VICTOR: So comment: I think one of the advantages, there was a comment earlier about there is other opportunities, there is IS‑IS and other protocol were going on. One of the advantages that we had heard coming from the community was that BGPs already used in a lot of BGP fabrics today, in a lot of other areas there is a strong crossover, so folks can ‑‑ although it would be a different ‑‑ different instances of BGP you might use it in different nodes, there is a lot of crossed over as to how one would use it, a lot of automation is put into the networks today, build automation in a more common way, there is another strong advantage. I am not personally saying I really think it's great or not great but some of the comments we heard coming in from the various contributors. A question is kind of like Randy: Were early stages in the development of this right now in the IETF so there was a comment, Randy earlier you said I might have an opinion on whether we put ‑ shall we stack a node with multiple, with BGP MP and do we run this both external, internally on common nodes. I have a personal opinion, and I also have, hat on chair, I think the group is still out on that, personal opinion, as an operator I like to keep things separate. But I think the operator community we want to get that, right. I think that is the opportunity where I like this exposed here so if it's operators who are interested in this work to kind of bring that.

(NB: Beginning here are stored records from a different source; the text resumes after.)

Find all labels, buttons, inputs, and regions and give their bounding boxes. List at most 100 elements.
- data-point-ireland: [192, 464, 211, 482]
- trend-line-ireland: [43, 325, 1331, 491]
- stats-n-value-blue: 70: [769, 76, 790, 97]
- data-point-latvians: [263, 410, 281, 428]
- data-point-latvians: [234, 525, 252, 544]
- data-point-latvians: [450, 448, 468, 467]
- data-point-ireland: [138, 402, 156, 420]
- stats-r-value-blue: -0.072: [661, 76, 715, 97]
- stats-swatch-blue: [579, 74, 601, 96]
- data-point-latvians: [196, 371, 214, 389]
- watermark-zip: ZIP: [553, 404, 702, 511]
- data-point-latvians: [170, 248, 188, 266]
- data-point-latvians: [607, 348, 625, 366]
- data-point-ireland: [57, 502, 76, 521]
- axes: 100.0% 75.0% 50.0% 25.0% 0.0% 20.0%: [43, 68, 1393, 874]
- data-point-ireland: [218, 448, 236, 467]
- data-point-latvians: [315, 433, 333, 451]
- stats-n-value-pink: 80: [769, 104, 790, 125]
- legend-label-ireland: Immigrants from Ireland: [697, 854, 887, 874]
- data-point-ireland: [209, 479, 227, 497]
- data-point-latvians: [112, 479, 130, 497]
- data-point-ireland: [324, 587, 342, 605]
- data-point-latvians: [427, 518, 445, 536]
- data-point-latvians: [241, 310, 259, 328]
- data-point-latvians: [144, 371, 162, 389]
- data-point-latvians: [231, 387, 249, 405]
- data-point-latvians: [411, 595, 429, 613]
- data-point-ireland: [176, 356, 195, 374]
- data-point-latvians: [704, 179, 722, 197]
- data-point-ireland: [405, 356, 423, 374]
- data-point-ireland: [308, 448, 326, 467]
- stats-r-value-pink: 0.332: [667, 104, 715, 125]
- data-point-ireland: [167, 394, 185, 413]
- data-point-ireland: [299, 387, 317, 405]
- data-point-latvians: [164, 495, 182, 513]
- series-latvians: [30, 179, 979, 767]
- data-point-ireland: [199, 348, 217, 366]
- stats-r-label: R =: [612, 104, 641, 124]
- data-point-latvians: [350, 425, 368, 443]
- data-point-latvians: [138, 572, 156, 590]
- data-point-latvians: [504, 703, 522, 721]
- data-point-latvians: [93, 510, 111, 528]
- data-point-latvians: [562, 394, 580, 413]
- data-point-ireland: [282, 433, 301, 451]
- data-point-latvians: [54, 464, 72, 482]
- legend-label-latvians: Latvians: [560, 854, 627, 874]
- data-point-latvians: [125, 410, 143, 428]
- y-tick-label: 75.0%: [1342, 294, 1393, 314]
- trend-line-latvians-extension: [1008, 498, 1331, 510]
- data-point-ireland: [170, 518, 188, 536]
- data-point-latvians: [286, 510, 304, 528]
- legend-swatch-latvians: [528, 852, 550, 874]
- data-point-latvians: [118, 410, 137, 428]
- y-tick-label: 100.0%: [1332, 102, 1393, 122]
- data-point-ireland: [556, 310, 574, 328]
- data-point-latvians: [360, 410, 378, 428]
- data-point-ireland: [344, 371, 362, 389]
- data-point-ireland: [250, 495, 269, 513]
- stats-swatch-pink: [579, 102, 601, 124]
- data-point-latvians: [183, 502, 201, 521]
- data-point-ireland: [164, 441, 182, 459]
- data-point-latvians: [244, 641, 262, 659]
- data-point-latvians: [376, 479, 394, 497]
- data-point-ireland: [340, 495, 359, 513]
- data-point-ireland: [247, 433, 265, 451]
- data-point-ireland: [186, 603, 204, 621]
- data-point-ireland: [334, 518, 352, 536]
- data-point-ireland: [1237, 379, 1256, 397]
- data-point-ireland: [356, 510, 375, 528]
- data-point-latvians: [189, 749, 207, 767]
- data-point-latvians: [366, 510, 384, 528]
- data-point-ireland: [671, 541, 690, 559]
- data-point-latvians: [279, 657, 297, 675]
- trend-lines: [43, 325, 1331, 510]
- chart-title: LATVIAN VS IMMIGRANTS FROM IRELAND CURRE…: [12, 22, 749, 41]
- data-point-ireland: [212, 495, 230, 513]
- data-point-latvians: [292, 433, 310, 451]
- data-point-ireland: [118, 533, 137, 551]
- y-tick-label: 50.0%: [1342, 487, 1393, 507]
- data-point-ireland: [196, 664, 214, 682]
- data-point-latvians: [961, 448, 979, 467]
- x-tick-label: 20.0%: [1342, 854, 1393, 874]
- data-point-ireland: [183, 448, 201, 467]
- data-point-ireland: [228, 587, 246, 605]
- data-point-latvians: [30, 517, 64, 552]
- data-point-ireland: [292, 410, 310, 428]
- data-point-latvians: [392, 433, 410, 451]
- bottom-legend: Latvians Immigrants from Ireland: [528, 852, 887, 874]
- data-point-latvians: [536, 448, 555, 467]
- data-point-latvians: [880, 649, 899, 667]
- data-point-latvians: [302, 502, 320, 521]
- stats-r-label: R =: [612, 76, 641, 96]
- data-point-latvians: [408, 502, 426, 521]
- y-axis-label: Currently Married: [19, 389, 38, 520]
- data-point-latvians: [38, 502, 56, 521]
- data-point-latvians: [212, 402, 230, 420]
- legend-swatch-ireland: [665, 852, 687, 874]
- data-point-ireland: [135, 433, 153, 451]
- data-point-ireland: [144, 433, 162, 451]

RANDY BUSH: Please tell us why you want to combine the two on the same network?

VICTOR: My personal opinion or hat on opinion?

RANDY BUSH: Not you, the operators to whom you are talking. Why the hell would you want to do it?

SPEAKER: Why you want to do it and why it makes sense. I think there is a case to be made for both ways but we like this to represent the actual community's desires, if there are strong desires in this area.

JAN ZORZ: Thanks, Vic. Thank you, Randy.

RANDY BUSH: Thank you.

(Applause)

JAN ZORZ: All right. We are one one minute late. We at the Programme Committee get very valuable information, if you people rate the talks, so please rate the talks throughout the week, because this is ‑‑ this is the feedback to the Programme Committee, if we select the talks properly. There are also again, I must emphasise, two seats for the elections to the Programme Committee, whoever wants to volunteer or volunteer somebody else, please do. Now, we have a coffee break for half an hour, then it's next plenary session and in the evening you are all welcome to join us at the BCOP task force meeting where we will discuss some interesting stuff. Thank you very much.